Our community is part of the Archdiocese of Thyateira and Great Britain. It is a vibrant faith community of people of all ages and backgrounds who are working out their faith together and raising their families in accordance with the commandments of Our Lord and Saviour Jesus Christ and the sacred norms for spiritual life of the ancient Holy Eastern Orthodox Church.
Worship in the Orthodox Church is expressed in the Eucharist, the Mysteries, Special Services and Blessings and the Daily Office. The Eucharist is the most important worship experience of Orthodoxy. Eucharist means thanksgiving and is known in the Orthodox Church as the Divine Liturgy.
We have an active youth ministry with youth clubs and Sunday schools and youth camps. We have four adult education programmes from entry level to advanced. Our Philoptochos team leads the church philanthropic ministry. With two renouned iconographers our church has a rich liturgical arts ministry. We also have a growing liturgical chant ministry.
We have a regular schedule of services. The Orthodox Church uses a rhythm of divine services to bless and sanctify every hour of the day: Vespers, Matins, The hours. Learn more about them here.
We gather for fellowship after every Sunday and Major Feast throughout the year. We also have various festivals and celebrations when we invite our neighbours and neighbouring communities.
Protopresbyter Stephen Maxfield is our priest in charge. A large team of volunteers support the church’s many ministries: youth work, teaching, philanthropy, fundraising and church projects.
Archbishop Nikitas (Lulias) of Thyateira and Great Britain is the Greek Orthodox Archbishop of Great Britain under the Ecumenical Patriarchate of Constantinople, elected by the Sacred and Holy Synod of the Ecumenical Patriarchate on 12 June 2019.
Bishop Maximos (Pafilis) of Melitene is assistant bishop to his Eminence Archbishop Nikitas. He assists Archbishop Nikitas with episcopal duties in the Midlands.
The patrons of our community are the 318 Holy God-bearing Fathers of Nicaea, the First Ecumenical Council along with the Holy Forerunner and Baptist John and the Holy Princess and Abbess Milburga of Wenlock. We celebrate the feast of the community on the feast of the Holy Fathers; the sixth Sunday after the Feast of Holy Pascha.

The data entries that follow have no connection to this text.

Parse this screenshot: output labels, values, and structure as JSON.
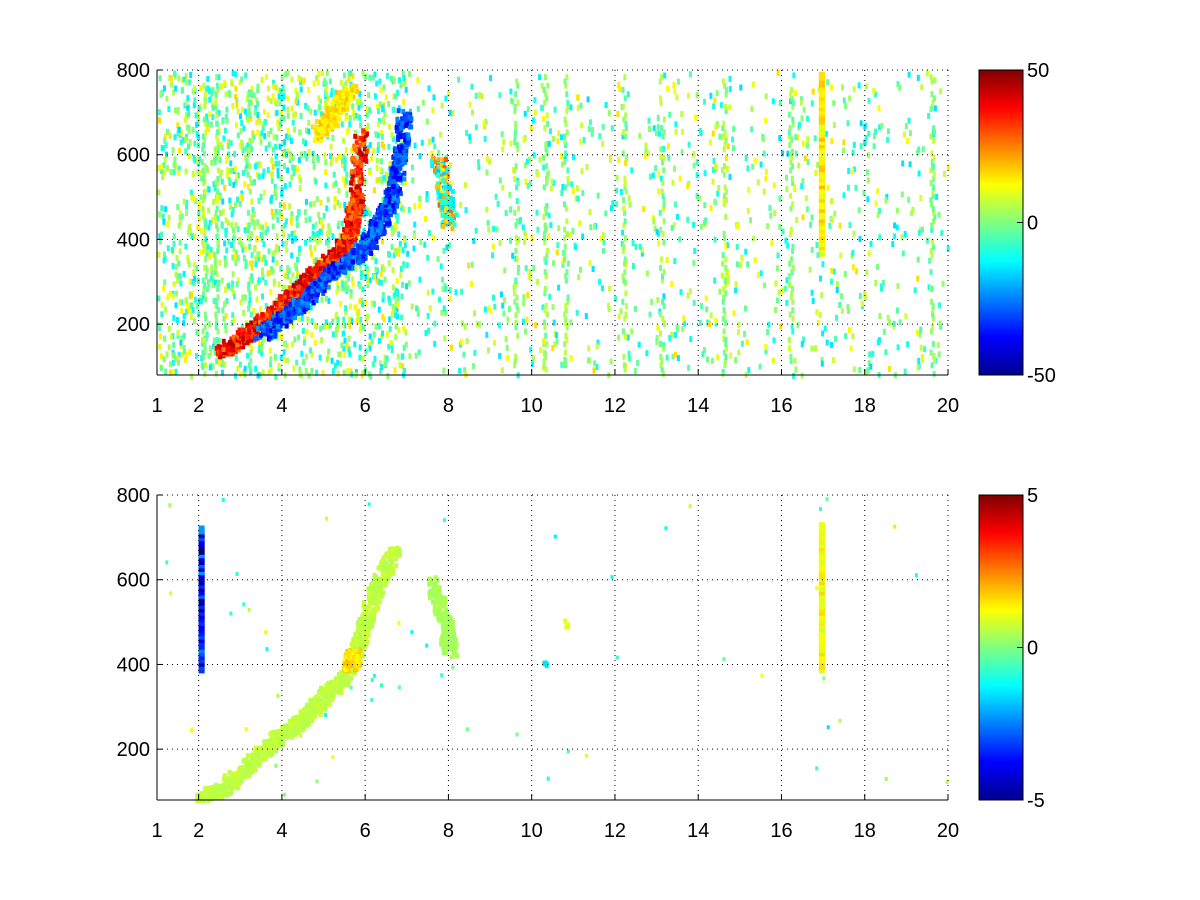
{
  "chart_data": [
    {
      "type": "heatmap",
      "title": "",
      "xlabel": "",
      "ylabel": "",
      "xlim": [
        1,
        20
      ],
      "ylim": [
        80,
        800
      ],
      "x_ticks": [
        "1",
        "2",
        "4",
        "6",
        "8",
        "10",
        "12",
        "14",
        "16",
        "18",
        "20"
      ],
      "x_tick_values": [
        1,
        2,
        4,
        6,
        8,
        10,
        12,
        14,
        16,
        18,
        20
      ],
      "y_ticks": [
        "200",
        "400",
        "600",
        "800"
      ],
      "y_tick_values": [
        200,
        400,
        600,
        800
      ],
      "grid": true,
      "colormap": "jet",
      "colorbar": {
        "range": [
          -50,
          50
        ],
        "ticks": [
          "-50",
          "0",
          "50"
        ],
        "tick_values": [
          -50,
          0,
          50
        ]
      },
      "features": [
        {
          "name": "rising ridge",
          "sign": "positive",
          "peak": 45,
          "points": [
            [
              2.5,
              140
            ],
            [
              3.0,
              170
            ],
            [
              3.5,
              210
            ],
            [
              4.0,
              250
            ],
            [
              4.5,
              300
            ],
            [
              5.0,
              345
            ],
            [
              5.4,
              380
            ],
            [
              5.6,
              420
            ],
            [
              5.75,
              500
            ],
            [
              5.85,
              650
            ]
          ]
        },
        {
          "name": "rising trough",
          "sign": "negative",
          "peak": -40,
          "points": [
            [
              3.5,
              180
            ],
            [
              4.0,
              220
            ],
            [
              4.5,
              260
            ],
            [
              5.0,
              310
            ],
            [
              5.5,
              350
            ],
            [
              6.0,
              390
            ],
            [
              6.3,
              440
            ],
            [
              6.6,
              500
            ],
            [
              6.8,
              600
            ],
            [
              6.9,
              700
            ]
          ]
        },
        {
          "name": "upper band",
          "sign": "positive",
          "peak": 20,
          "points": [
            [
              4.8,
              650
            ],
            [
              5.2,
              700
            ],
            [
              5.6,
              760
            ]
          ]
        },
        {
          "name": "patch near 8",
          "sign": "mixed",
          "peak": 30,
          "points": [
            [
              7.7,
              600
            ],
            [
              7.9,
              500
            ],
            [
              8.0,
              440
            ]
          ]
        },
        {
          "name": "column near 16.9",
          "sign": "positive",
          "peak": 18,
          "x": 16.9,
          "y_range": [
            380,
            800
          ]
        }
      ]
    },
    {
      "type": "heatmap",
      "title": "",
      "xlabel": "",
      "ylabel": "",
      "xlim": [
        1,
        20
      ],
      "ylim": [
        80,
        800
      ],
      "x_ticks": [
        "1",
        "2",
        "4",
        "6",
        "8",
        "10",
        "12",
        "14",
        "16",
        "18",
        "20"
      ],
      "x_tick_values": [
        1,
        2,
        4,
        6,
        8,
        10,
        12,
        14,
        16,
        18,
        20
      ],
      "y_ticks": [
        "200",
        "400",
        "600",
        "800"
      ],
      "y_tick_values": [
        200,
        400,
        600,
        800
      ],
      "grid": true,
      "colormap": "jet",
      "colorbar": {
        "range": [
          -5,
          5
        ],
        "ticks": [
          "-5",
          "0",
          "5"
        ],
        "tick_values": [
          -5,
          0,
          5
        ]
      },
      "features": [
        {
          "name": "rising band",
          "sign": "near zero",
          "peak": 0.8,
          "points": [
            [
              2.0,
              85
            ],
            [
              2.5,
              110
            ],
            [
              3.0,
              150
            ],
            [
              3.5,
              200
            ],
            [
              4.0,
              240
            ],
            [
              4.5,
              280
            ],
            [
              5.0,
              330
            ],
            [
              5.5,
              380
            ],
            [
              5.8,
              450
            ],
            [
              6.0,
              520
            ],
            [
              6.3,
              600
            ],
            [
              6.7,
              680
            ]
          ]
        },
        {
          "name": "yellow spot",
          "sign": "positive",
          "peak": 2,
          "points": [
            [
              5.6,
              400
            ],
            [
              5.7,
              430
            ]
          ]
        },
        {
          "name": "blue column near 2",
          "sign": "negative",
          "peak": -4.5,
          "x": 2.0,
          "y_range": [
            400,
            730
          ]
        },
        {
          "name": "column near 16.9",
          "sign": "positive",
          "peak": 1.5,
          "x": 16.9,
          "y_range": [
            400,
            740
          ]
        },
        {
          "name": "patch near 8",
          "sign": "near zero",
          "peak": 0.5,
          "points": [
            [
              7.6,
              600
            ],
            [
              7.9,
              500
            ],
            [
              8.0,
              430
            ]
          ]
        },
        {
          "name": "spot near 10.3",
          "sign": "negative",
          "peak": -1.5,
          "points": [
            [
              10.3,
              400
            ]
          ]
        },
        {
          "name": "spot near 10.8",
          "sign": "positive",
          "peak": 1,
          "points": [
            [
              10.8,
              500
            ]
          ]
        }
      ]
    }
  ]
}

Here in Shropshire – an early melting pot of Christian British (Welsh) and English cultures – we have a multitude of missionaries, martyrs and monastics who served Christ in their time and continue to pray for and inspire us today. Their holy wells are spread across the hills and valleys and their faith proclaimed in our Orthodox churches.
Our church is extremely old and is on a site that has been a place of worship for 4000 years. Three of the walls are medieval Early English style from about 1200 A.D. but they are on much older foundations. The West wall is modern dating from the early 1700s. Inside there are medieval wall paintings from about 1380 and a Tudor truss from the 1540s. The church has been adapted for Orthodox Byzantine worship with an oak icon screen, a stone holy table and a gallery. There are many excellent modern icons and wall paintings.
The Holy Mysteries affirm God’s presence and action in the important events of our Christian lives: Baptism, Chrismation, Marriage, etc. Special Services and Blessings also affirm God’s presence and action in all the events, needs and tasks of our life.